O movimento foi alvo da explanação do gerente de desenvolvimento de tecnologia da Vale, Alexandre Alves, em evento sobre energia organizado em junho pelo consulado do Reino Unido, no Rio de Janeiro. "Se temos uma certeza na Vale hoje, é que a solução baseada em eletrificação em baterias não vai passar de caminhões de 100 toneladas. É muito improvável que vá alcançar (caminhões com) 320, 400 toneladas de payload (carga útil)", disse Alves da Silva, a uma plateia de executivos reunida no Museu do Amanhã.
A Vale criou o programa de eletrificação PowerShift há cinco anos, mas só começou a introduzir veículos elétricos em sua frota no ano passado, com caminhões de 72 toneladas adaptados em operações no Brasil e na Indonésia. O mesmo aconteceu com duas locomotivas de pátio de manobra 100% elétricas, que operam na Estrada de Ferro Vitória-Minas, em Vitória (ES), e na Estrada de Ferro Carajás, em São Luís (MA). Segundo Alves da Silva, no entanto, as baterias não darão voos mais altos no transporte pesado da Vale.
"No início, acreditávamos que a eletrificação resolveria nosso problema de mobilidade em caminhões de mineração e ferrovias. Tudo que tentamos nessa direção deu errado. O que entendíamos há cinco anos como uma bala de prata, hoje não passa de uma bala de latão. Olhávamos para isso de maneira muito inocente", continuou.

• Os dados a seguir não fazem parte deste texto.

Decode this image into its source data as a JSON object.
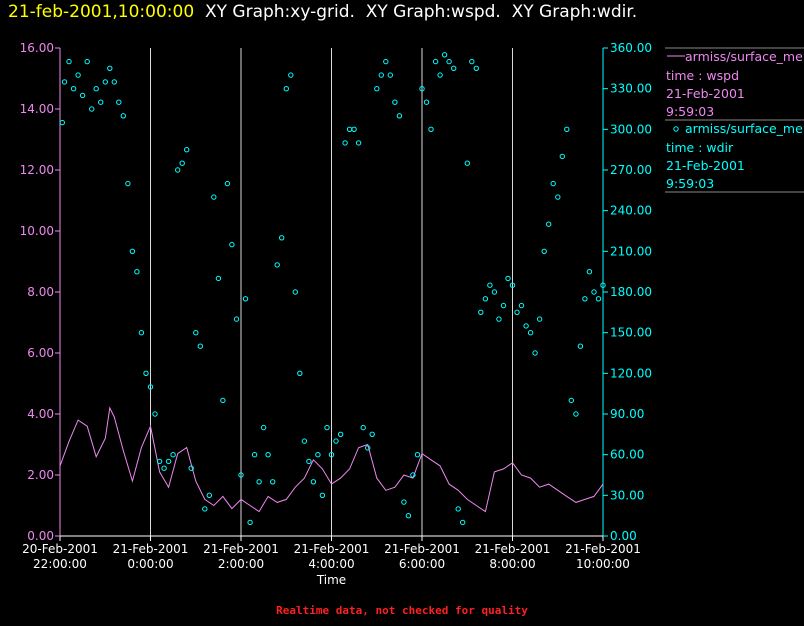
{
  "header": {
    "timestamp": "21-feb-2001,10:00:00",
    "graph_titles": [
      "XY Graph:xy-grid.",
      "XY Graph:wspd.",
      "XY Graph:wdir."
    ]
  },
  "footer_note": "Realtime data, not checked for quality",
  "colors": {
    "timestamp": "#ffff00",
    "wspd": "#ee88ee",
    "wdir": "#00ffff",
    "grid": "#ffffff",
    "background": "#000000",
    "warning": "#ff2020"
  },
  "legend": [
    {
      "marker": "line",
      "name": "armiss/surface_me",
      "var": "time : wspd",
      "date": "21-Feb-2001",
      "time": "9:59:03"
    },
    {
      "marker": "circle",
      "name": "armiss/surface_me",
      "var": "time : wdir",
      "date": "21-Feb-2001",
      "time": "9:59:03"
    }
  ],
  "chart_data": {
    "type": "line",
    "xlabel": "Time",
    "x_ticks": [
      {
        "date": "20-Feb-2001",
        "time": "22:00:00",
        "hour": -2
      },
      {
        "date": "21-Feb-2001",
        "time": "0:00:00",
        "hour": 0
      },
      {
        "date": "21-Feb-2001",
        "time": "2:00:00",
        "hour": 2
      },
      {
        "date": "21-Feb-2001",
        "time": "4:00:00",
        "hour": 4
      },
      {
        "date": "21-Feb-2001",
        "time": "6:00:00",
        "hour": 6
      },
      {
        "date": "21-Feb-2001",
        "time": "8:00:00",
        "hour": 8
      },
      {
        "date": "21-Feb-2001",
        "time": "10:00:00",
        "hour": 10
      }
    ],
    "xlim_hours": [
      -2,
      10
    ],
    "y_left": {
      "ticks": [
        "0.00",
        "2.00",
        "4.00",
        "6.00",
        "8.00",
        "10.00",
        "12.00",
        "14.00",
        "16.00"
      ],
      "lim": [
        0,
        16
      ]
    },
    "y_right": {
      "ticks": [
        "0.00",
        "30.00",
        "60.00",
        "90.00",
        "120.00",
        "150.00",
        "180.00",
        "210.00",
        "240.00",
        "270.00",
        "300.00",
        "330.00",
        "360.00"
      ],
      "lim": [
        0,
        360
      ]
    },
    "grid": "vertical",
    "series": [
      {
        "var": "wspd",
        "axis": "left",
        "style": "line",
        "x": [
          -2.0,
          -1.8,
          -1.6,
          -1.4,
          -1.2,
          -1.0,
          -0.9,
          -0.8,
          -0.6,
          -0.4,
          -0.2,
          0.0,
          0.2,
          0.4,
          0.6,
          0.8,
          1.0,
          1.2,
          1.4,
          1.6,
          1.8,
          2.0,
          2.2,
          2.4,
          2.6,
          2.8,
          3.0,
          3.2,
          3.4,
          3.6,
          3.8,
          4.0,
          4.2,
          4.4,
          4.6,
          4.8,
          5.0,
          5.2,
          5.4,
          5.6,
          5.8,
          6.0,
          6.2,
          6.4,
          6.6,
          6.8,
          7.0,
          7.2,
          7.4,
          7.6,
          7.8,
          8.0,
          8.2,
          8.4,
          8.6,
          8.8,
          9.0,
          9.2,
          9.4,
          9.6,
          9.8,
          10.0
        ],
        "y": [
          2.3,
          3.1,
          3.8,
          3.6,
          2.6,
          3.2,
          4.2,
          3.9,
          2.8,
          1.8,
          2.9,
          3.6,
          2.1,
          1.6,
          2.7,
          2.9,
          1.8,
          1.2,
          1.0,
          1.3,
          0.9,
          1.2,
          1.0,
          0.8,
          1.3,
          1.1,
          1.2,
          1.6,
          1.9,
          2.5,
          2.2,
          1.7,
          1.9,
          2.2,
          2.9,
          3.0,
          1.9,
          1.5,
          1.6,
          2.0,
          1.9,
          2.7,
          2.5,
          2.3,
          1.7,
          1.5,
          1.2,
          1.0,
          0.8,
          2.1,
          2.2,
          2.4,
          2.0,
          1.9,
          1.6,
          1.7,
          1.5,
          1.3,
          1.1,
          1.2,
          1.3,
          1.7
        ]
      },
      {
        "var": "wdir",
        "axis": "right",
        "style": "markers",
        "x": [
          -1.95,
          -1.9,
          -1.8,
          -1.7,
          -1.6,
          -1.5,
          -1.4,
          -1.3,
          -1.2,
          -1.1,
          -1.0,
          -0.9,
          -0.8,
          -0.7,
          -0.6,
          -0.5,
          -0.4,
          -0.3,
          -0.2,
          -0.1,
          0.0,
          0.1,
          0.2,
          0.3,
          0.4,
          0.5,
          0.6,
          0.7,
          0.8,
          0.9,
          1.0,
          1.1,
          1.2,
          1.3,
          1.4,
          1.5,
          1.6,
          1.7,
          1.8,
          1.9,
          2.0,
          2.1,
          2.2,
          2.3,
          2.4,
          2.5,
          2.6,
          2.7,
          2.8,
          2.9,
          3.0,
          3.1,
          3.2,
          3.3,
          3.4,
          3.5,
          3.6,
          3.7,
          3.8,
          3.9,
          4.0,
          4.1,
          4.2,
          4.3,
          4.4,
          4.5,
          4.6,
          4.7,
          4.8,
          4.9,
          5.0,
          5.1,
          5.2,
          5.3,
          5.4,
          5.5,
          5.6,
          5.7,
          5.8,
          5.9,
          6.0,
          6.1,
          6.2,
          6.3,
          6.4,
          6.5,
          6.6,
          6.7,
          6.8,
          6.9,
          7.0,
          7.1,
          7.2,
          7.3,
          7.4,
          7.5,
          7.6,
          7.7,
          7.8,
          7.9,
          8.0,
          8.1,
          8.2,
          8.3,
          8.4,
          8.5,
          8.6,
          8.7,
          8.8,
          8.9,
          9.0,
          9.1,
          9.2,
          9.3,
          9.4,
          9.5,
          9.6,
          9.7,
          9.8,
          9.9,
          10.0
        ],
        "y": [
          305,
          335,
          350,
          330,
          340,
          325,
          350,
          315,
          330,
          320,
          335,
          345,
          335,
          320,
          310,
          260,
          210,
          195,
          150,
          120,
          110,
          90,
          55,
          50,
          55,
          60,
          270,
          275,
          285,
          50,
          150,
          140,
          20,
          30,
          250,
          190,
          100,
          260,
          215,
          160,
          45,
          175,
          10,
          60,
          40,
          80,
          60,
          40,
          200,
          220,
          330,
          340,
          180,
          120,
          70,
          55,
          40,
          60,
          30,
          80,
          60,
          70,
          75,
          290,
          300,
          300,
          290,
          80,
          65,
          75,
          330,
          340,
          350,
          340,
          320,
          310,
          25,
          15,
          45,
          60,
          330,
          320,
          300,
          350,
          340,
          355,
          350,
          345,
          20,
          10,
          275,
          350,
          345,
          165,
          175,
          185,
          180,
          160,
          170,
          190,
          185,
          165,
          170,
          155,
          150,
          135,
          160,
          210,
          230,
          260,
          250,
          280,
          300,
          100,
          90,
          140,
          175,
          195,
          180,
          175,
          185
        ]
      }
    ]
  }
}
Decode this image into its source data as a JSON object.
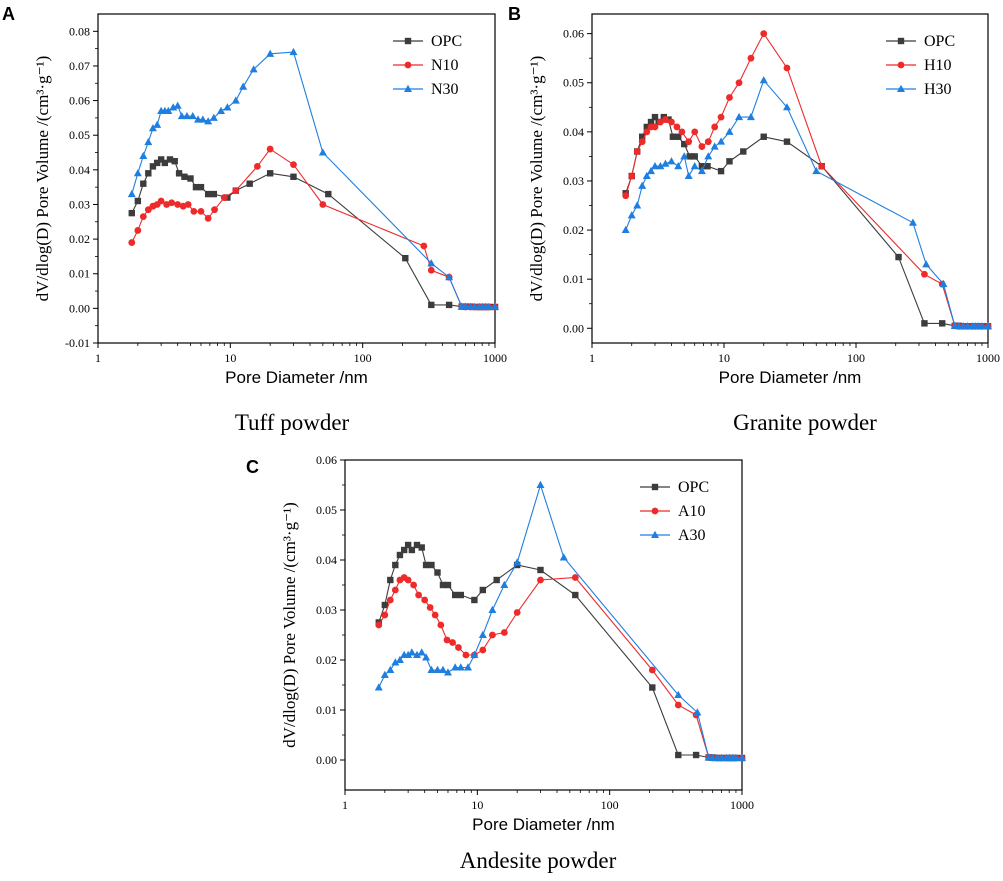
{
  "colors": {
    "OPC": "#3c3c3c",
    "second": "#ee2a2a",
    "third": "#1f7fe0"
  },
  "chart_data": [
    {
      "type": "line",
      "panel": "A",
      "caption": "Tuff powder",
      "xlabel": "Pore Diameter /nm",
      "ylabel": "dV/dlog(D) Pore Volume /(cm³·g⁻¹)",
      "xscale": "log",
      "xlim": [
        1,
        1000
      ],
      "ylim": [
        -0.01,
        0.085
      ],
      "xticks": [
        1,
        10,
        100,
        1000
      ],
      "yticks": [
        -0.01,
        0.0,
        0.01,
        0.02,
        0.03,
        0.04,
        0.05,
        0.06,
        0.07,
        0.08
      ],
      "ytick_labels": [
        "-0.01",
        "0.00",
        "0.01",
        "0.02",
        "0.03",
        "0.04",
        "0.05",
        "0.06",
        "0.07",
        "0.08"
      ],
      "legend_position": "top-right",
      "series": [
        {
          "name": "OPC",
          "color_key": "OPC",
          "marker": "square",
          "x": [
            1.8,
            2.0,
            2.2,
            2.4,
            2.6,
            2.8,
            3.0,
            3.2,
            3.5,
            3.8,
            4.1,
            4.5,
            5.0,
            5.5,
            6.0,
            6.8,
            7.5,
            9.5,
            11,
            14,
            20,
            30,
            55,
            210,
            330,
            450,
            560,
            600,
            650,
            700,
            760,
            800,
            850,
            900,
            1000
          ],
          "y": [
            0.0275,
            0.031,
            0.036,
            0.039,
            0.041,
            0.042,
            0.043,
            0.042,
            0.043,
            0.0425,
            0.039,
            0.038,
            0.0375,
            0.035,
            0.035,
            0.033,
            0.033,
            0.032,
            0.034,
            0.036,
            0.039,
            0.038,
            0.033,
            0.0145,
            0.001,
            0.001,
            0.0005,
            0.0005,
            0.0005,
            0.0004,
            0.0004,
            0.0004,
            0.0004,
            0.0004,
            0.0004
          ]
        },
        {
          "name": "N10",
          "color_key": "second",
          "marker": "circle",
          "x": [
            1.8,
            2.0,
            2.2,
            2.4,
            2.6,
            2.8,
            3.0,
            3.3,
            3.6,
            4.0,
            4.4,
            4.8,
            5.3,
            6.0,
            6.8,
            7.6,
            9.0,
            11,
            16,
            20,
            30,
            50,
            290,
            330,
            450,
            560,
            600,
            650,
            700,
            760,
            800,
            850,
            900,
            1000
          ],
          "y": [
            0.019,
            0.0225,
            0.0265,
            0.0285,
            0.0295,
            0.03,
            0.031,
            0.03,
            0.0305,
            0.03,
            0.0295,
            0.03,
            0.028,
            0.028,
            0.026,
            0.0285,
            0.032,
            0.034,
            0.041,
            0.046,
            0.0415,
            0.03,
            0.018,
            0.011,
            0.009,
            0.0005,
            0.0004,
            0.0004,
            0.0004,
            0.0004,
            0.0004,
            0.0004,
            0.0004,
            0.0004
          ]
        },
        {
          "name": "N30",
          "color_key": "third",
          "marker": "triangle",
          "x": [
            1.8,
            2.0,
            2.2,
            2.4,
            2.6,
            2.8,
            3.0,
            3.2,
            3.4,
            3.7,
            4.0,
            4.3,
            4.7,
            5.2,
            5.7,
            6.2,
            6.8,
            7.5,
            8.5,
            9.5,
            11,
            12.5,
            15,
            20,
            30,
            50,
            330,
            450,
            560,
            600,
            650,
            700,
            760,
            800,
            850,
            900,
            1000
          ],
          "y": [
            0.033,
            0.039,
            0.044,
            0.048,
            0.052,
            0.053,
            0.057,
            0.057,
            0.057,
            0.058,
            0.0585,
            0.0555,
            0.0555,
            0.0555,
            0.0545,
            0.0545,
            0.054,
            0.055,
            0.057,
            0.058,
            0.06,
            0.064,
            0.069,
            0.0735,
            0.074,
            0.045,
            0.013,
            0.009,
            0.0005,
            0.0005,
            0.0004,
            0.0004,
            0.0004,
            0.0004,
            0.0004,
            0.0004,
            0.0004
          ]
        }
      ]
    },
    {
      "type": "line",
      "panel": "B",
      "caption": "Granite powder",
      "xlabel": "Pore Diameter /nm",
      "ylabel": "dV/dlog(D) Pore Volume /(cm³·g⁻¹)",
      "xscale": "log",
      "xlim": [
        1,
        1000
      ],
      "ylim": [
        -0.003,
        0.064
      ],
      "xticks": [
        1,
        10,
        100,
        1000
      ],
      "yticks": [
        0.0,
        0.01,
        0.02,
        0.03,
        0.04,
        0.05,
        0.06
      ],
      "ytick_labels": [
        "0.00",
        "0.01",
        "0.02",
        "0.03",
        "0.04",
        "0.05",
        "0.06"
      ],
      "legend_position": "top-right",
      "series": [
        {
          "name": "OPC",
          "color_key": "OPC",
          "marker": "square",
          "x": [
            1.8,
            2.0,
            2.2,
            2.4,
            2.6,
            2.8,
            3.0,
            3.2,
            3.5,
            3.8,
            4.1,
            4.5,
            5.0,
            5.5,
            6.0,
            6.8,
            7.5,
            9.5,
            11,
            14,
            20,
            30,
            55,
            210,
            330,
            450,
            560,
            600,
            650,
            700,
            760,
            800,
            850,
            900,
            1000
          ],
          "y": [
            0.0275,
            0.031,
            0.036,
            0.039,
            0.041,
            0.042,
            0.043,
            0.042,
            0.043,
            0.0425,
            0.039,
            0.039,
            0.0375,
            0.035,
            0.035,
            0.033,
            0.033,
            0.032,
            0.034,
            0.036,
            0.039,
            0.038,
            0.033,
            0.0145,
            0.001,
            0.001,
            0.0005,
            0.0005,
            0.0004,
            0.0004,
            0.0004,
            0.0004,
            0.0004,
            0.0004,
            0.0004
          ]
        },
        {
          "name": "H10",
          "color_key": "second",
          "marker": "circle",
          "x": [
            1.8,
            2.0,
            2.2,
            2.4,
            2.6,
            2.8,
            3.0,
            3.3,
            3.6,
            4.0,
            4.4,
            4.8,
            5.4,
            6.0,
            6.8,
            7.6,
            8.5,
            9.5,
            11,
            13,
            16,
            20,
            30,
            55,
            330,
            450,
            560,
            600,
            650,
            700,
            760,
            800,
            850,
            900,
            1000
          ],
          "y": [
            0.027,
            0.031,
            0.036,
            0.038,
            0.04,
            0.041,
            0.041,
            0.042,
            0.0425,
            0.042,
            0.041,
            0.04,
            0.038,
            0.04,
            0.037,
            0.038,
            0.041,
            0.043,
            0.047,
            0.05,
            0.055,
            0.06,
            0.053,
            0.033,
            0.011,
            0.009,
            0.0005,
            0.0004,
            0.0004,
            0.0004,
            0.0004,
            0.0004,
            0.0004,
            0.0004,
            0.0004
          ]
        },
        {
          "name": "H30",
          "color_key": "third",
          "marker": "triangle",
          "x": [
            1.8,
            2.0,
            2.2,
            2.4,
            2.6,
            2.8,
            3.0,
            3.3,
            3.6,
            4.0,
            4.5,
            5.0,
            5.4,
            6.0,
            6.8,
            7.6,
            8.5,
            9.5,
            11,
            13,
            16,
            20,
            30,
            50,
            270,
            340,
            460,
            560,
            600,
            650,
            700,
            760,
            800,
            850,
            900,
            1000
          ],
          "y": [
            0.02,
            0.023,
            0.025,
            0.029,
            0.031,
            0.032,
            0.033,
            0.033,
            0.0335,
            0.034,
            0.033,
            0.035,
            0.031,
            0.033,
            0.032,
            0.035,
            0.037,
            0.038,
            0.04,
            0.043,
            0.043,
            0.0505,
            0.045,
            0.032,
            0.0215,
            0.013,
            0.009,
            0.0005,
            0.0004,
            0.0004,
            0.0004,
            0.0004,
            0.0004,
            0.0004,
            0.0004,
            0.0004
          ]
        }
      ]
    },
    {
      "type": "line",
      "panel": "C",
      "caption": "Andesite powder",
      "xlabel": "Pore Diameter /nm",
      "ylabel": "dV/dlog(D) Pore Volume /(cm³·g⁻¹)",
      "xscale": "log",
      "xlim": [
        1,
        1000
      ],
      "ylim": [
        -0.006,
        0.06
      ],
      "xticks": [
        1,
        10,
        100,
        1000
      ],
      "yticks": [
        0.0,
        0.01,
        0.02,
        0.03,
        0.04,
        0.05,
        0.06
      ],
      "ytick_labels": [
        "0.00",
        "0.01",
        "0.02",
        "0.03",
        "0.04",
        "0.05",
        "0.06"
      ],
      "legend_position": "top-right",
      "series": [
        {
          "name": "OPC",
          "color_key": "OPC",
          "marker": "square",
          "x": [
            1.8,
            2.0,
            2.2,
            2.4,
            2.6,
            2.8,
            3.0,
            3.2,
            3.5,
            3.8,
            4.1,
            4.5,
            5.0,
            5.5,
            6.0,
            6.8,
            7.5,
            9.5,
            11,
            14,
            20,
            30,
            55,
            210,
            330,
            450,
            560,
            600,
            650,
            700,
            760,
            800,
            850,
            900,
            1000
          ],
          "y": [
            0.0275,
            0.031,
            0.036,
            0.039,
            0.041,
            0.042,
            0.043,
            0.042,
            0.043,
            0.0425,
            0.039,
            0.039,
            0.0375,
            0.035,
            0.035,
            0.033,
            0.033,
            0.032,
            0.034,
            0.036,
            0.039,
            0.038,
            0.033,
            0.0145,
            0.001,
            0.001,
            0.0005,
            0.0005,
            0.0004,
            0.0004,
            0.0004,
            0.0004,
            0.0004,
            0.0004,
            0.0004
          ]
        },
        {
          "name": "A10",
          "color_key": "second",
          "marker": "circle",
          "x": [
            1.8,
            2.0,
            2.2,
            2.4,
            2.6,
            2.8,
            3.0,
            3.3,
            3.6,
            4.0,
            4.4,
            4.8,
            5.3,
            5.9,
            6.5,
            7.2,
            8.2,
            9.5,
            11,
            13,
            16,
            20,
            30,
            55,
            210,
            330,
            450,
            560,
            600,
            650,
            700,
            760,
            800,
            850,
            900,
            1000
          ],
          "y": [
            0.027,
            0.029,
            0.032,
            0.034,
            0.036,
            0.0365,
            0.036,
            0.035,
            0.033,
            0.032,
            0.0305,
            0.029,
            0.027,
            0.024,
            0.0235,
            0.0225,
            0.021,
            0.021,
            0.022,
            0.025,
            0.0255,
            0.0295,
            0.036,
            0.0365,
            0.018,
            0.011,
            0.009,
            0.0005,
            0.0004,
            0.0004,
            0.0004,
            0.0004,
            0.0004,
            0.0004,
            0.0004,
            0.0004
          ]
        },
        {
          "name": "A30",
          "color_key": "third",
          "marker": "triangle",
          "x": [
            1.8,
            2.0,
            2.2,
            2.4,
            2.6,
            2.8,
            3.0,
            3.2,
            3.5,
            3.8,
            4.1,
            4.5,
            5.0,
            5.5,
            6.0,
            6.8,
            7.5,
            8.5,
            9.5,
            11,
            13,
            16,
            20,
            30,
            45,
            330,
            460,
            560,
            600,
            650,
            700,
            760,
            800,
            850,
            900,
            1000
          ],
          "y": [
            0.0145,
            0.017,
            0.018,
            0.0195,
            0.02,
            0.021,
            0.021,
            0.0215,
            0.021,
            0.0215,
            0.0205,
            0.018,
            0.018,
            0.018,
            0.0175,
            0.0185,
            0.0185,
            0.0185,
            0.021,
            0.025,
            0.03,
            0.035,
            0.0395,
            0.055,
            0.0405,
            0.013,
            0.0095,
            0.0005,
            0.0004,
            0.0004,
            0.0004,
            0.0004,
            0.0004,
            0.0004,
            0.0004,
            0.0004
          ]
        }
      ]
    }
  ]
}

Ao fim do evento, questionado sobre qual seria o futuro do transporte da Vale, o executivo foi direto: etanol para caminhões e amônia verde para os trens. O emprego desses insumos, reconheceu, exige adaptações nos motores, mas contam com facilidades como oferta e logística que se aproximam daquela dos combustíveis fósseis, indesejados.